The difficulty I am currently facing is:

When using STAR for mapping, it requires loading the index of this extremely large genome, along with the sequencing data. A single STAR process can consume over 200G of memory.

When I invoke this workflow, multiple independent STAR mappings are launched in parallel. This easily leads to memory overflow, causing interruptions.

I have thought of two solutions:

Enable shared memory when calling STAR (using the STAR --genomeLoad option). This way, multiple STAR processes can share the index, but this would require modifying the rg_rnaStar.xml file.
Another solution is to prevent the multiple processes in the workflow from running concurrently. Instead, STAR + StringTie assembly should be launched sequentially, one after another in a queue. After the last STAR + StringTie assembly process is completed, StringTie Merge would be executed. However, I am uncertain whether the workflow has an option to introduce a wait trigger mechanism between multiple processes.

jennaj · August 27, 2024, 6:49pm

Hi @Naibin_Duan

This is being run in your personal Galaxy server, correct? And it is not connected to a cluster? Meaning, the database and jobs are all running on the same single computer? You can clarify about any of this.

And, you seem to be using the custom genome feature. Creating an index will make a huge difference! Custom genomes require the fasta to be indexed with every job – creating a dedicated index allows all the jobs to reuse the same index. See here for how that works → Galaxy Server administration / Tutorial List / Data Management & Reference Data

Let’s start there, thanks!

Naibin_Duan · August 28, 2024, 1:23am

@jennaj

Thank you for your response.
Firstly, I can confirm that I have already built the STAR index for this reference genome using the data_manager_star_index_builder.

Therefore, each time I perform STAR alignment for this genome, I do not need to re-index it; I only need to load the index.
However, even so, it still consumes a significant amount of memory. Yes, I am currently using only a single host and do not have access to a compute cluster.
I hope to resolve two issues:

Is it possible to implement memory sharing when loading the genome in STAR within Galaxy?
In STAR’s command line mode, there is an option: --genomeLoad LoadAndKeep to use the genome that’s already loaded.
https://github.com/alexdobin/STAR/issues/583#issuecomment-472406039
Can different threads within a workflow be executed sequentially instead of concurrently?

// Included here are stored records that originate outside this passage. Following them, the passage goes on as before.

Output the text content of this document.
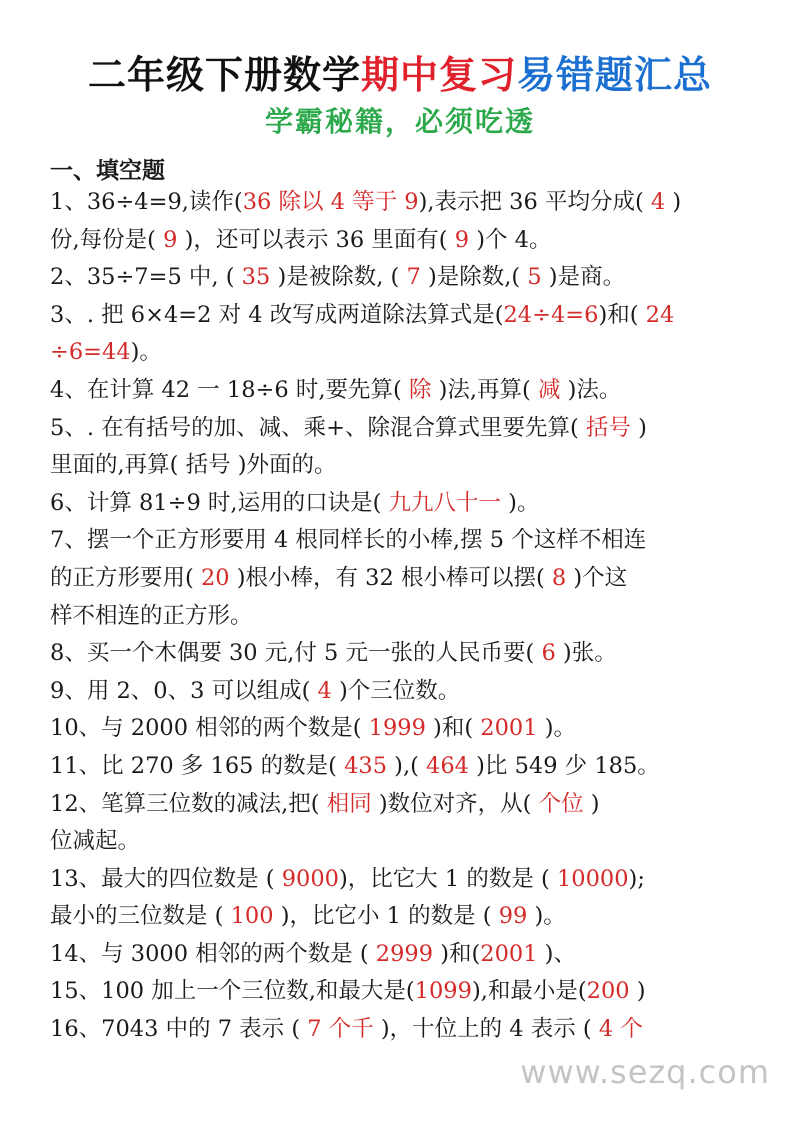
二年级下册数学期中复习易错题汇总
学霸秘籍，必须吃透
一、填空题
1、36÷4=9,读作(36 除以 4 等于 9),表示把 36 平均分成( 4 )
份,每份是( 9 )，还可以表示 36 里面有( 9 )个 4。
2、35÷7=5 中, ( 35 )是被除数, ( 7 )是除数,( 5 )是商。
3、. 把 6×4=2 对 4 改写成两道除法算式是(24÷4=6)和( 24
÷6=44)。
4、在计算 42 一 18÷6 时,要先算( 除 )法,再算( 减 )法。
5、. 在有括号的加、减、乘+、除混合算式里要先算( 括号 )
里面的,再算( 括号 )外面的。
6、计算 81÷9 时,运用的口诀是( 九九八十一 )。
7、摆一个正方形要用 4 根同样长的小棒,摆 5 个这样不相连
的正方形要用( 20 )根小棒，有 32 根小棒可以摆( 8 )个这
样不相连的正方形。
8、买一个木偶要 30 元,付 5 元一张的人民币要( 6 )张。
9、用 2、0、3 可以组成( 4 )个三位数。
10、与 2000 相邻的两个数是( 1999 )和( 2001 )。
11、比 270 多 165 的数是( 435 ),( 464 )比 549 少 185。
12、笔算三位数的减法,把( 相同 )数位对齐，从( 个位 )
位减起。
13、最大的四位数是 ( 9000)，比它大 1 的数是 ( 10000);
最小的三位数是 ( 100 )，比它小 1 的数是 ( 99 )。
14、与 3000 相邻的两个数是 ( 2999 )和(2001 )、
15、100 加上一个三位数,和最大是(1099),和最小是(200 )
16、7043 中的 7 表示 ( 7 个千 )，十位上的 4 表示 ( 4 个
www.sezq.com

Naibin_Duan · August 28, 2024, 7:25am

@jennaj I have tested running three parallel STAR processes on a small genome (600M bases), and top shows that the three STAR processes together consume nearly 9% of the memory. The crop genome I want to study is 16G, so it’s clear that running three parallel STAR processes simultaneously is not feasible.

Therefore, I want the multiple STAR processes in my workflow to run one by one, rather than in parallel.

jennaj · August 29, 2024, 4:50pm

Hi @Naibin_Duan

Thanks for explaining more, I think I understand.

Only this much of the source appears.